Once upon a time, in the search for the Stone of Wisdom, the members of the Maori tribe found a land of rare beauty. They called it Aotearoa – the land of long white clouds. Tame wilderness of the New Zealand forests and mountain tops of the Southern Alps on the waves of the Tasman Sea. That is the West Coast of New Zealand, the brown trout heaven on Earth. New Zealand is inhabited by some 4 million people. The population inhabits two islands the size of Great Britain. The islands are situated in the far south of the Pacific Ocean, 2000 kilometers southeast of Australia. The South Island is a symbol of wild and untouched regions, whose exciting and magnificent beauty leaves everyone breathless. The mountain range of the so called Southern Alps divides the Island into a Western and Eastern coast. The climate is dry and warm in the East, while the vegetation in the West is much more exuberant owing to the abundant rains. The nature here is astonishingly magnificent. It has provided numerous national parks classified as regions of immeasurable value to the mankind.

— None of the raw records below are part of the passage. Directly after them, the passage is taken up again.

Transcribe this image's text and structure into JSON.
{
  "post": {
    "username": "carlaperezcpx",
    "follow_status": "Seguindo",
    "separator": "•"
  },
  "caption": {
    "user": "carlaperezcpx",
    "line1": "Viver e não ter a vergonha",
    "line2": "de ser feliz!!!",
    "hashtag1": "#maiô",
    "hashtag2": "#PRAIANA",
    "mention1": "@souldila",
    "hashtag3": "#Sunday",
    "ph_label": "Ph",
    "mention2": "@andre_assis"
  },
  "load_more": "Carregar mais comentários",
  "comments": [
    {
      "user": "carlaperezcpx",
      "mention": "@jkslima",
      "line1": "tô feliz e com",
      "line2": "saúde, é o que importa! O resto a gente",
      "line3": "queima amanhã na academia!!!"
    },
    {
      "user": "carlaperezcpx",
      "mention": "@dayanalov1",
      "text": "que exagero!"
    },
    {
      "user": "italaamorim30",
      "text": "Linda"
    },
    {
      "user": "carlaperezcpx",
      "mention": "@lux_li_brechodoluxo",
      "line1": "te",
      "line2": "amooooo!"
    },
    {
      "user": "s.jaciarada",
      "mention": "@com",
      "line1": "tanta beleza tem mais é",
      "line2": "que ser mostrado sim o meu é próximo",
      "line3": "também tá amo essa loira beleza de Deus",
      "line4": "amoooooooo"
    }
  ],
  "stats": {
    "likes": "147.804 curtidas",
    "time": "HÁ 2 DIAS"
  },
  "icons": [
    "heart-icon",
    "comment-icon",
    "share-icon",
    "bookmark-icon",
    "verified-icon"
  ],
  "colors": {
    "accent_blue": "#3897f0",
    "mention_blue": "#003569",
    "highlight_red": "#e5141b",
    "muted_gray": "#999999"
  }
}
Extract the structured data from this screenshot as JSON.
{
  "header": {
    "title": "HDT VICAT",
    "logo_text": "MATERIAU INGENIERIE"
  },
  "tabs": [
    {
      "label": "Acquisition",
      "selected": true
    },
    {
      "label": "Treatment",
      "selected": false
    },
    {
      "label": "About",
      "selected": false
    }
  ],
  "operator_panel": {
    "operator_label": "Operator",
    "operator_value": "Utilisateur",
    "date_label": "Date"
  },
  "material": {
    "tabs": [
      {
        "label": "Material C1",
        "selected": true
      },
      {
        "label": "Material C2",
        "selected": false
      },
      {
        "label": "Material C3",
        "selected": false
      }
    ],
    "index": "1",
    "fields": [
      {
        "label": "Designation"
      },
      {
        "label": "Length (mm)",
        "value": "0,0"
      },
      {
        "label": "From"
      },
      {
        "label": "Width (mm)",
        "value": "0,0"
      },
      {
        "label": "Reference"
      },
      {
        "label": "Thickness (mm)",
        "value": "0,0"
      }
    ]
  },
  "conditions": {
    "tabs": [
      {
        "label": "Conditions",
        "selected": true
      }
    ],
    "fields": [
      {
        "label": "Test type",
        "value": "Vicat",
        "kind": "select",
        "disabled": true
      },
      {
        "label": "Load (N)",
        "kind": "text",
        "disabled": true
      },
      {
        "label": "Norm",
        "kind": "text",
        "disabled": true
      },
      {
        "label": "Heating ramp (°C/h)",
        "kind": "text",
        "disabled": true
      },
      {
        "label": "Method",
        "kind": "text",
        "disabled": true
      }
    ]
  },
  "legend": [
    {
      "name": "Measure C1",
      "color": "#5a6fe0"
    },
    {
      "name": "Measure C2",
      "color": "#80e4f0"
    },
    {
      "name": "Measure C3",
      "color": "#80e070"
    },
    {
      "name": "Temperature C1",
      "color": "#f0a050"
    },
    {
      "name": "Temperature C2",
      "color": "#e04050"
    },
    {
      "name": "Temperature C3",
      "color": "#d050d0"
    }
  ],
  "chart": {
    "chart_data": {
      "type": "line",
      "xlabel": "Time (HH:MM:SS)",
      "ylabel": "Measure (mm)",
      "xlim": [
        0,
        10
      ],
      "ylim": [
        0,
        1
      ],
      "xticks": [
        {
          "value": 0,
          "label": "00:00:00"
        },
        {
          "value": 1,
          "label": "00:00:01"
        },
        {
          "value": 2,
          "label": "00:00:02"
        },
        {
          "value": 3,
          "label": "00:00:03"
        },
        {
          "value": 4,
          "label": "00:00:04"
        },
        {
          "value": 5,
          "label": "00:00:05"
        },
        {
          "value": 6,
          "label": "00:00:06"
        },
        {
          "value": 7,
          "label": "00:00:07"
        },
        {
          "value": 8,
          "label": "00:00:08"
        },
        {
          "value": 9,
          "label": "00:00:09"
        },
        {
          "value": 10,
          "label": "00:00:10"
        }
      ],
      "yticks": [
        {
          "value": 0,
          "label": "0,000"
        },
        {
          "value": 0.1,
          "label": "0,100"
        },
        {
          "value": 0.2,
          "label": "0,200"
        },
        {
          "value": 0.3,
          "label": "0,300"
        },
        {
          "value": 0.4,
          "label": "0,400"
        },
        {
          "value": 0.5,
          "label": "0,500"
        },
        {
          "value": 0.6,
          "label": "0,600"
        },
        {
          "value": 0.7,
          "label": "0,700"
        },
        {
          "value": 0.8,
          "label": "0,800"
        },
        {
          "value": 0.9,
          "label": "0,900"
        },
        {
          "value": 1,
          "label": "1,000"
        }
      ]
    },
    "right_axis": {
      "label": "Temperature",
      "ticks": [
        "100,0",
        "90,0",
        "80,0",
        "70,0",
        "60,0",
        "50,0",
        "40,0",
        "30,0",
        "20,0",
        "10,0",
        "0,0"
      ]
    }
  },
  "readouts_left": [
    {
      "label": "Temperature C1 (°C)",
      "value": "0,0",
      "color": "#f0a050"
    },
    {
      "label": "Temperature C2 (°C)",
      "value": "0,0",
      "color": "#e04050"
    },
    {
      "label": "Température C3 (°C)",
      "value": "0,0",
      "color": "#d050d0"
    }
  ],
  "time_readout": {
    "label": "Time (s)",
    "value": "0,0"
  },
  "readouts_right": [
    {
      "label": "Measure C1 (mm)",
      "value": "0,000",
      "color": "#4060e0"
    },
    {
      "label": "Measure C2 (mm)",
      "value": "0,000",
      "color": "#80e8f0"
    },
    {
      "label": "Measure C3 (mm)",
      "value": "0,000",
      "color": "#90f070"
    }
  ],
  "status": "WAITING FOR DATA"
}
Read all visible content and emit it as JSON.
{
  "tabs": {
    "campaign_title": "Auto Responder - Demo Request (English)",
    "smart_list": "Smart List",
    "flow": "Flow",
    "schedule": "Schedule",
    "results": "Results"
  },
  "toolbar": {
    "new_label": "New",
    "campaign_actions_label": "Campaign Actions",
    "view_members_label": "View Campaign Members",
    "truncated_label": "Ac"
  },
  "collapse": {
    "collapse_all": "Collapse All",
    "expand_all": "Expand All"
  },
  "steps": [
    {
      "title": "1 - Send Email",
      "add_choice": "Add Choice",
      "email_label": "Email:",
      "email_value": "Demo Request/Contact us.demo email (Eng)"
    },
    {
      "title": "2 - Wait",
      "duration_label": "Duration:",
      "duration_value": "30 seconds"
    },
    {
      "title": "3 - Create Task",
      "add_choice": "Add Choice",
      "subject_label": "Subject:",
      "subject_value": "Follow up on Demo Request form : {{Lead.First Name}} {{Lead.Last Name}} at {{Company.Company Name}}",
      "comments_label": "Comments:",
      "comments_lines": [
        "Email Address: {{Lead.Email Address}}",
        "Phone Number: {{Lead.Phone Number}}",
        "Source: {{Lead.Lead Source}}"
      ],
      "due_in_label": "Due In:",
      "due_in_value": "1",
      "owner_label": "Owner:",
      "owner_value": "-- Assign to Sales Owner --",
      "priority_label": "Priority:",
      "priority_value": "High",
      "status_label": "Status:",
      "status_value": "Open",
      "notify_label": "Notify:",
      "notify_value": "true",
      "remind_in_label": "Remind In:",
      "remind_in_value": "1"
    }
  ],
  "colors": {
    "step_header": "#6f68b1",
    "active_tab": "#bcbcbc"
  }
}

The West Coast is narrow part of the land, between the mountains and the Tasman Sea, stretches along 600 kilometers, from Karamea in the north to the Cascade river to the south. The locals call the West Coast of New Zealand– “wet coast” in their jargon, because of the profuse rains during the year.The fly-fishing for brown trout is one of the most attractive sports in the Westland. Numerous hidden rivers, deep in the rain forests, abound in large specimens and going to fish for famous New Zealand’s brown trout is a great event.
Brown Trout Heaven The Arahura river is one of the largest mountain rivers in the West Coast . Wild, emerald clear and powerful. It can rise in the summer months after big rains. At such times it carries everything before it.The brown trout from Arahura is famous for its size and fighting spirit. There are not many in the river, but they are all big and powerful. Using short bypasses, by a helicopter along the river, it can be jumped over the inaccessible areas and move further toward some secret places, holding really big browns. However, something else was more mportant to me than catching fish. That's the feeling that each step made on the banks of Arahura is the first, the right, the pioneer one. The intact nature of the New Zealand jungle seems to take me back in centuries. The thing that adorns New Zealand and its inhabitants is a sincere feeling of welcome and desire to help others. The local population, even in these remote mountain areas, is cordial, always ready to give well intended advice. Each word and suggestions is worth its value in gold, because I have covered a long way and do not wish to leave anything to chance. Many spring creeks in the West Coast pass through private farms. Reporting to the host is a must, it is the thing one does. In return, one gets precious advice where the best fishing spots are located. My guide, Gevin Pigley, insists that we test the lowland creeks. I had to check his claim that small waters hide big fish.
After a quiet long walk, guide and me finally arrived. Eye to eye with a marvelous and completely wild specimen of enormous brown trout. The hunting instincts that dwell deep within each one of us, here, in the total wilderness, come to their full expression. But, finding trout under the conditions of poor visibility (during overcast and cloudy weather) is not easy task. The brown trout is a master of cover and very often adapts its color to the environment. The New Zealand guides has an infallible sense for finding the wild and timid trout. That's the key to the whole story. Over 90% of flyfishing made in New Zealand is sight fishing – fish what you see. There is some blind fishing too, but sight fishing is much more attractive.When you go off to fish in heavy rain, the rest of the date is almost always accompanied by sunshine. The rain simply falls out, and our appetites grow with the clear sky. The reason for this is that the trout are much easily discerned in the sun, accordingly our chances for a catch. In such areas of crystal clear waters, quiet approach is a direly needed solution which often pays off. Noise, racket and clumsiness are not forgiven. The New Zealand browns are an extremely careful and shy fish. Adequate choice of flies is a separate story. The best results are usually achieved on small creeks with very small imitation of may flies on the surface. Small tungsten bead head pheasant tails and hare’s ears (#18) are popular too. The ancillary kit in the form of a thin and long leader and soft tippet is a must. The flycasts must be gentle, refined, and above all, precise. Patience and perseverance always pay in the end and the award comes in the form of a several kilos heavy trout. A trophy to be remembered the entire life! A well known New Zealand travel writer wrote: "I've seen many wonderful places in the world, but I know one thing for sure: New Zealand is a little of the best of all other countries I've seen".